The other day, our friends let us try out their “adult cruiser” bicycles. They started biking last year, and frequently spoke of the glories thereof. But we resisted until now, for we two occupants of this household are plagued with bad backs, knees, and whatnots (I throw that in for good measure). Therefore, our reluctance, more mine that Sue’s, was understandable. I had ridden Ally’s bike from time to time in the past few years, and did not find it easy on my back. I hadn’t heard about “adult cruisers” or “comfort bikes” until our friends began preaching of their virtues (the bikes’ virtues not the friends’).
And so it was with some scepticism that we borrowed our friends’ bikes the other day, but our scepticism soon gave way to exaltation. The high, curve-around handle bars let us ride in a straight-back position rather that the usual forward hunch. We pedalled down to The Bay and under the bridge for almost two hours. Backs, knees, and whatnots remained comfortable and in good working order.
Part-way through, Sue proclaimed that she knew what she was going to do that afternoon. “What’s that?” responded I, thinking to hear that she would be recuperating in bed or soaking sore muscles in a hot tub. But, like me, she was feeling so elated that she had already determined that she would be shopping for a bicycle that afternoon. I was forced to concur, for when mama speaks in that voice, papa listens.
Indeed, by mid-afternoon, we had spent the remaining portion of our meagre life-savings (I exaggerate only slightly for the benefit of the narrative) in favour of enjoying the exhilaration of pedal-power. It is now four days later, and we have managed to go riding almost daily for about two hours at a time. That’s pretty darn good for these not-so-fit, somewhat creaky, almost-senior bodies.

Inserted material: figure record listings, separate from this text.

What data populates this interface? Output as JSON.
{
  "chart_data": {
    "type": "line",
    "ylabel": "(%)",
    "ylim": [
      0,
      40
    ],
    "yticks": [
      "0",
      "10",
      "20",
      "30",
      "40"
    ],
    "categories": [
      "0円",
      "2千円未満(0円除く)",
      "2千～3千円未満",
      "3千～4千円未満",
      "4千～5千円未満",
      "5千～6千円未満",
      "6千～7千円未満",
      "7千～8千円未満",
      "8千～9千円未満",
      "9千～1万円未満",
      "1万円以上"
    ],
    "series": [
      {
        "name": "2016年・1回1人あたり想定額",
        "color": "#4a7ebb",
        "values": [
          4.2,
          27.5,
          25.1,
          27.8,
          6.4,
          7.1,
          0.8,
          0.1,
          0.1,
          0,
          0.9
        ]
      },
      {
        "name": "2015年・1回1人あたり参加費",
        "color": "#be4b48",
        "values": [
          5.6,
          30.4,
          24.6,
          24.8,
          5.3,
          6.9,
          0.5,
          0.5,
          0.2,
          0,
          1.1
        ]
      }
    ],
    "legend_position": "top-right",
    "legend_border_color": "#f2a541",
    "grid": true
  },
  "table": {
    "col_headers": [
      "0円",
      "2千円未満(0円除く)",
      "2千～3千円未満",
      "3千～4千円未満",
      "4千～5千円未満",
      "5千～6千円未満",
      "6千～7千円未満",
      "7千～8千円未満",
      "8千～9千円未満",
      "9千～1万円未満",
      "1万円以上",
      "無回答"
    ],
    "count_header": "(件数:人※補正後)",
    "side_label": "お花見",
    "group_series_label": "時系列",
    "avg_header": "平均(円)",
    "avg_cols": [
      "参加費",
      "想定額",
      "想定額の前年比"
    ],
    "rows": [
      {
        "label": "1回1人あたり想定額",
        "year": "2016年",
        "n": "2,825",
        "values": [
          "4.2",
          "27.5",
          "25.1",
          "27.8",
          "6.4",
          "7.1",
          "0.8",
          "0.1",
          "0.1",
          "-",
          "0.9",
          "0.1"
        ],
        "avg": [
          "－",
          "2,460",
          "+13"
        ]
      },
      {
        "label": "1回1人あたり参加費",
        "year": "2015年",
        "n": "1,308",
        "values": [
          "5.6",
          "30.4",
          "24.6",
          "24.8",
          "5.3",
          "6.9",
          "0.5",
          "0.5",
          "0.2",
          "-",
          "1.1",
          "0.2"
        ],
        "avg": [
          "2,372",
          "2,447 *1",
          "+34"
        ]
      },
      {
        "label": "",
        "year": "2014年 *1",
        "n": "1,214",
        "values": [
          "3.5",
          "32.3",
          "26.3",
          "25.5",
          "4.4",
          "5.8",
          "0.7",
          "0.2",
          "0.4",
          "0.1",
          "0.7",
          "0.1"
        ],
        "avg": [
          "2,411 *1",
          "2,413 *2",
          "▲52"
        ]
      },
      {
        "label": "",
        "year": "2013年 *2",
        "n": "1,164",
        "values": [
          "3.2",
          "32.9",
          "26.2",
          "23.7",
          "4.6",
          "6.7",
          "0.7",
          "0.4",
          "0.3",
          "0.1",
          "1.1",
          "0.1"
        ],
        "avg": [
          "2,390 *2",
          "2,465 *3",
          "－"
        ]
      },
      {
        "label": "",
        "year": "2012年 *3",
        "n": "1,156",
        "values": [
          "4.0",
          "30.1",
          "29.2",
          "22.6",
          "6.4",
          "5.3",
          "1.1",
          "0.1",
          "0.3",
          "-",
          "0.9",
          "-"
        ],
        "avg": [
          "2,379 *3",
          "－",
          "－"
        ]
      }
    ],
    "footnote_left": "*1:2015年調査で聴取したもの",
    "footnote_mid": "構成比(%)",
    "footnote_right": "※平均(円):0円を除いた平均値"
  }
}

When I’m out there biking, I am also back there somewhere — somewhere in time. It seems as though in some way I have pedalled through a forty-five-year time barrier, as though a backward glance could reveal my boyhood best friend wheeling along behind. I am almost in two worlds at once. The present and past get all crinkled up together somehow. Kind of a neat feeling that.

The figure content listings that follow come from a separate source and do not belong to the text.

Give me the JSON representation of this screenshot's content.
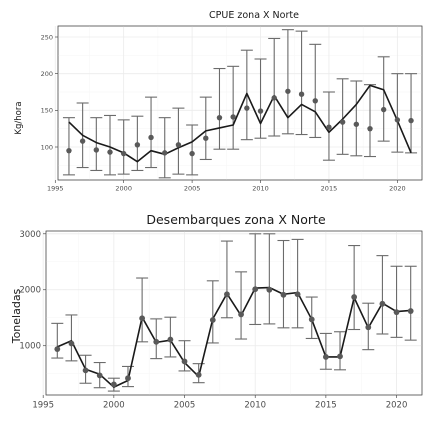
{
  "chart_data": [
    {
      "type": "line",
      "title": "CPUE zona X Norte",
      "xlabel": "",
      "ylabel": "Kg/hora",
      "xlim": [
        1995.2,
        2021.8
      ],
      "ylim": [
        55,
        265
      ],
      "x_ticks": [
        1995,
        2000,
        2005,
        2010,
        2015,
        2020
      ],
      "y_ticks": [
        100,
        150,
        200,
        250
      ],
      "grid": true,
      "years": [
        1996,
        1997,
        1998,
        1999,
        2000,
        2001,
        2002,
        2003,
        2004,
        2005,
        2006,
        2007,
        2008,
        2009,
        2010,
        2011,
        2012,
        2013,
        2014,
        2015,
        2016,
        2017,
        2018,
        2019,
        2020,
        2021
      ],
      "series": [
        {
          "kind": "observed_mean_with_error_bars",
          "values": [
            95,
            108,
            96,
            93,
            91,
            103,
            113,
            92,
            103,
            91,
            112,
            140,
            141,
            153,
            149,
            167,
            176,
            172,
            163,
            127,
            134,
            131,
            125,
            151,
            137,
            136
          ],
          "lower": [
            62,
            72,
            68,
            62,
            63,
            68,
            72,
            58,
            63,
            62,
            83,
            97,
            97,
            110,
            112,
            115,
            118,
            117,
            113,
            82,
            90,
            88,
            87,
            108,
            93,
            92
          ],
          "upper": [
            140,
            160,
            140,
            143,
            137,
            142,
            168,
            140,
            153,
            130,
            168,
            207,
            210,
            232,
            220,
            248,
            260,
            258,
            240,
            175,
            193,
            190,
            185,
            223,
            200,
            200
          ]
        },
        {
          "kind": "fitted_line",
          "values": [
            134,
            116,
            106,
            100,
            92,
            80,
            95,
            90,
            99,
            107,
            122,
            126,
            130,
            173,
            132,
            170,
            140,
            158,
            148,
            120,
            138,
            158,
            184,
            178,
            136,
            92
          ]
        }
      ]
    },
    {
      "type": "line",
      "title": "Desembarques zona X Norte",
      "xlabel": "",
      "ylabel": "Toneladas",
      "xlim": [
        1995.2,
        2021.8
      ],
      "ylim": [
        120,
        3050
      ],
      "x_ticks": [
        1995,
        2000,
        2005,
        2010,
        2015,
        2020
      ],
      "y_ticks": [
        1000,
        2000,
        3000
      ],
      "grid": true,
      "years": [
        1996,
        1997,
        1998,
        1999,
        2000,
        2001,
        2002,
        2003,
        2004,
        2005,
        2006,
        2007,
        2008,
        2009,
        2010,
        2011,
        2012,
        2013,
        2014,
        2015,
        2016,
        2017,
        2018,
        2019,
        2020,
        2021
      ],
      "series": [
        {
          "kind": "observed_mean_with_error_bars",
          "values": [
            940,
            1040,
            560,
            470,
            310,
            420,
            1490,
            1070,
            1110,
            720,
            480,
            1460,
            1920,
            1560,
            2010,
            2000,
            1910,
            1920,
            1470,
            800,
            810,
            1870,
            1330,
            1750,
            1600,
            1620
          ],
          "lower": [
            780,
            730,
            330,
            250,
            190,
            270,
            1070,
            770,
            800,
            550,
            340,
            1050,
            1500,
            1120,
            1380,
            1390,
            1320,
            1320,
            1130,
            580,
            570,
            1290,
            930,
            1210,
            1150,
            1100
          ],
          "upper": [
            1400,
            1550,
            830,
            700,
            420,
            630,
            2210,
            1480,
            1510,
            1090,
            680,
            2160,
            2870,
            2320,
            3000,
            3000,
            2880,
            2900,
            1870,
            1220,
            1250,
            2790,
            1760,
            2610,
            2420,
            2420
          ]
        },
        {
          "kind": "fitted_line",
          "values": [
            980,
            1090,
            580,
            490,
            260,
            380,
            1510,
            1060,
            1100,
            700,
            450,
            1480,
            1930,
            1540,
            2030,
            2040,
            1920,
            1950,
            1470,
            800,
            800,
            1860,
            1320,
            1760,
            1610,
            1630
          ]
        }
      ]
    }
  ]
}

I always liked biking when I was a kid — really, really liked it — but was resigned to those days being long gone. Thankfully, however, that’s one door that I have been able to ride through again. Both Sue and I are having a blast.
Isn’t it great when these somewhat serendipitous things happen? If we didn’t have friends who happened to get adult cruisers and who were willing to let us try them out, we wouldn’t have known, wouldn’t have tried.

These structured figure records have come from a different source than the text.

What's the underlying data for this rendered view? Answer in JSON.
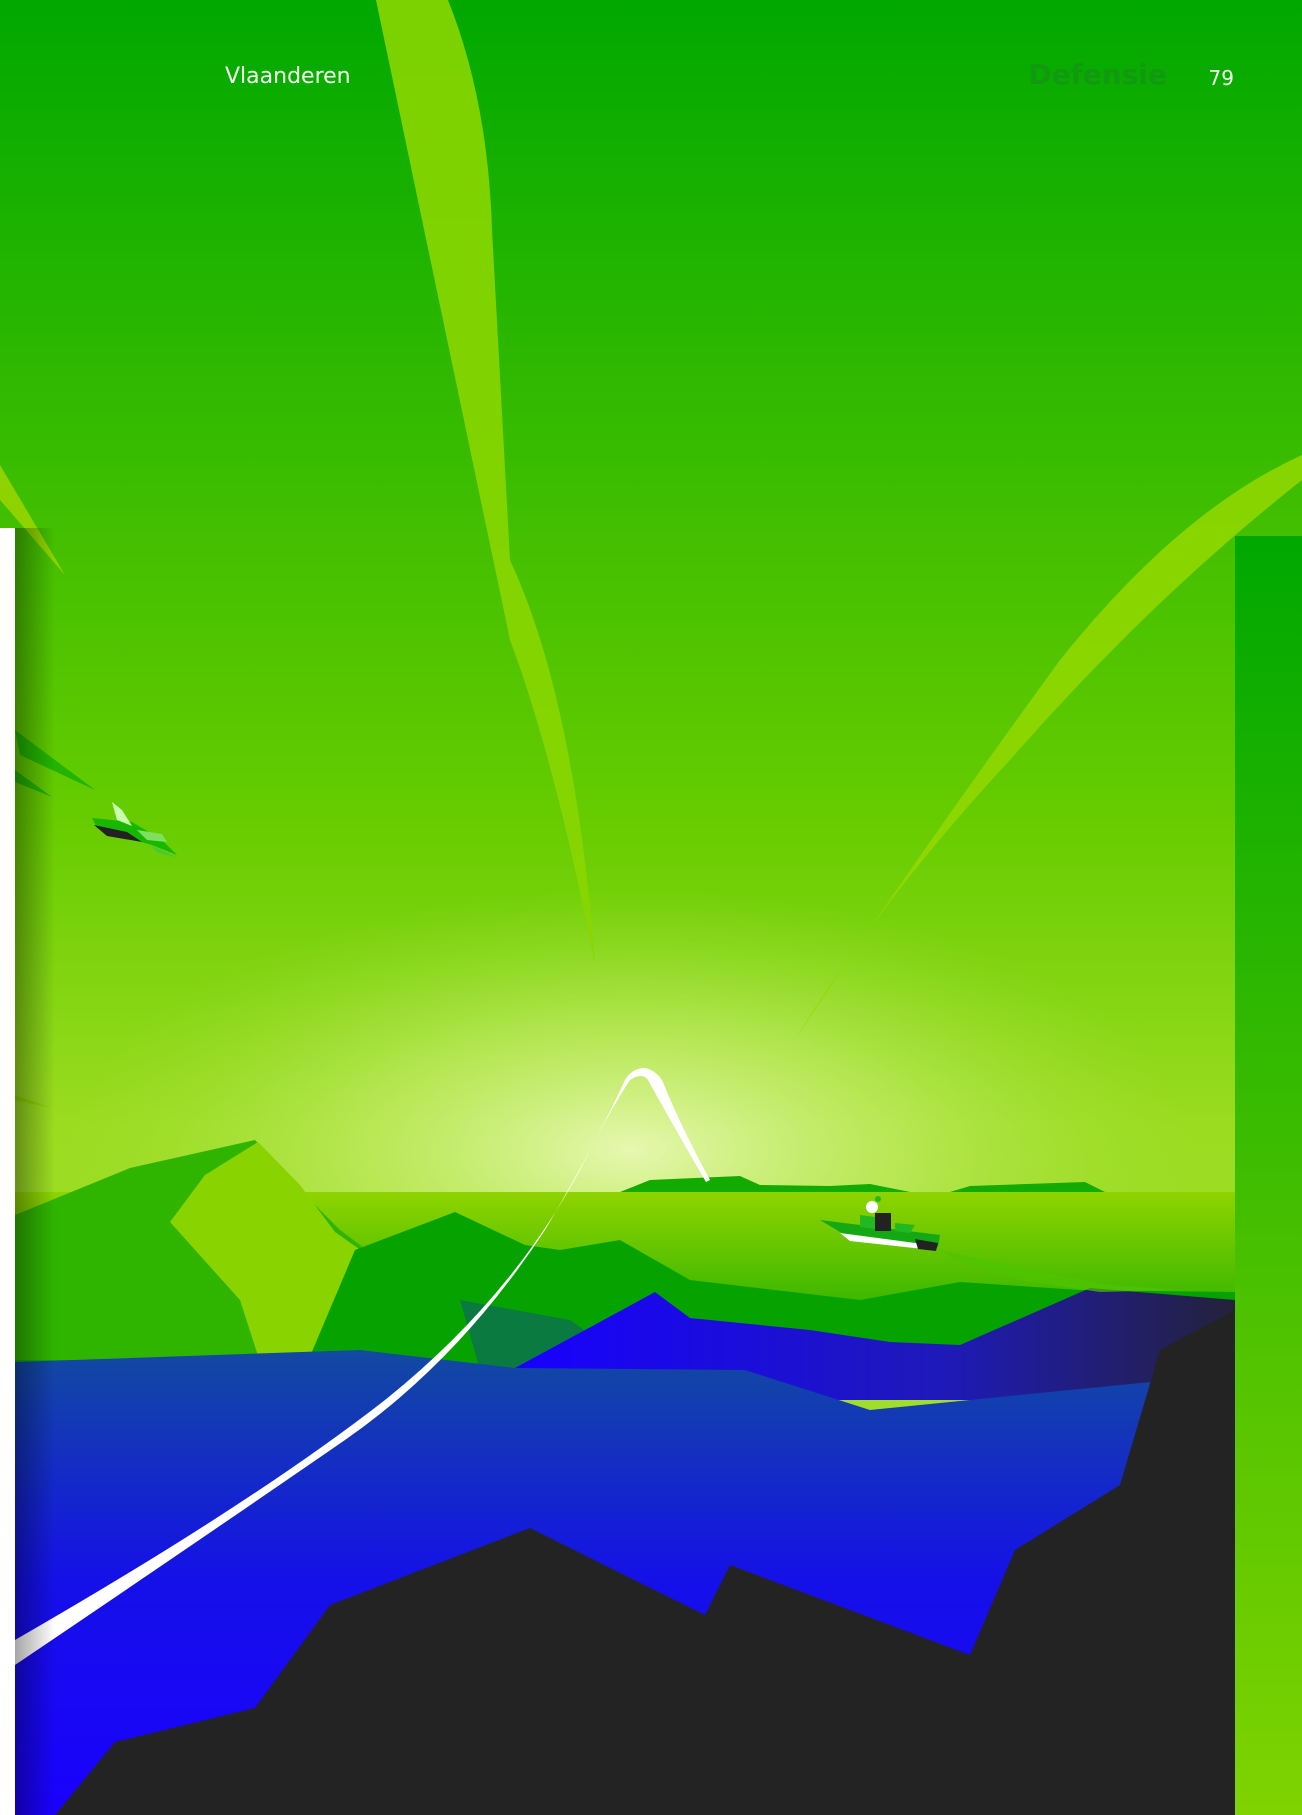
{
  "header": {
    "region": "Vlaanderen",
    "section": "Defensie",
    "page_number": "79"
  },
  "illustration": {
    "sky_top_color": "#00a800",
    "sky_mid_color": "#8ed600",
    "horizon_glow_color": "#d8f59a",
    "water_color": "#1600f2",
    "rock_color": "#222222",
    "trail_color": "#ffffff",
    "objects": [
      "fighter-jet",
      "frigate",
      "missile-trail",
      "contrails"
    ]
  }
}
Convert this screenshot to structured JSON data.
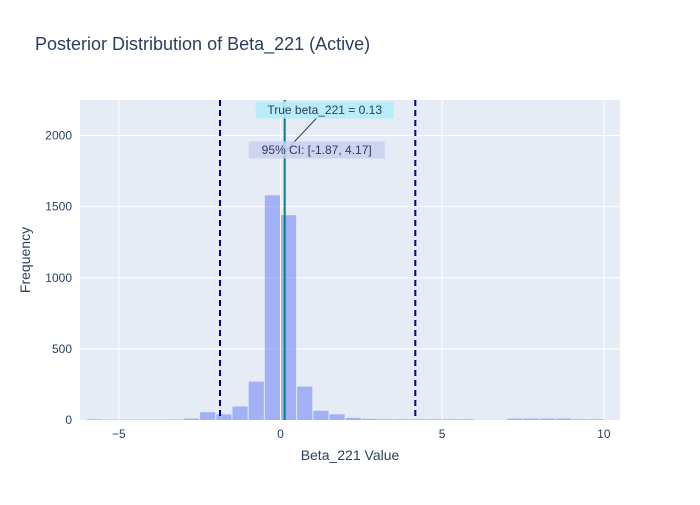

We would have been happy still, for happiness comes from within, but we wouldn’t be experiencing this particular joy. Happiness is wonderful, the state of being that we choose (see Sue’s blog), but special joy often creeps up when we are not expecting it. If happiness is the table from which we dine, perhaps joy is the salt that flavours the food.
You can choose to be happy. I have known sick and dying people who have chosen this way of being in the world, and I think I have learned from them. Joy seems to visit sporadically and randomly, but I think that sometimes we can put ourselves in its path. When an option or opportunity presents itself, we can seize the moment, open the door, and walk through. Because nothing is certain in life, I cannot proclaim that joy always awaits us on the other side of the door, but I think it often does.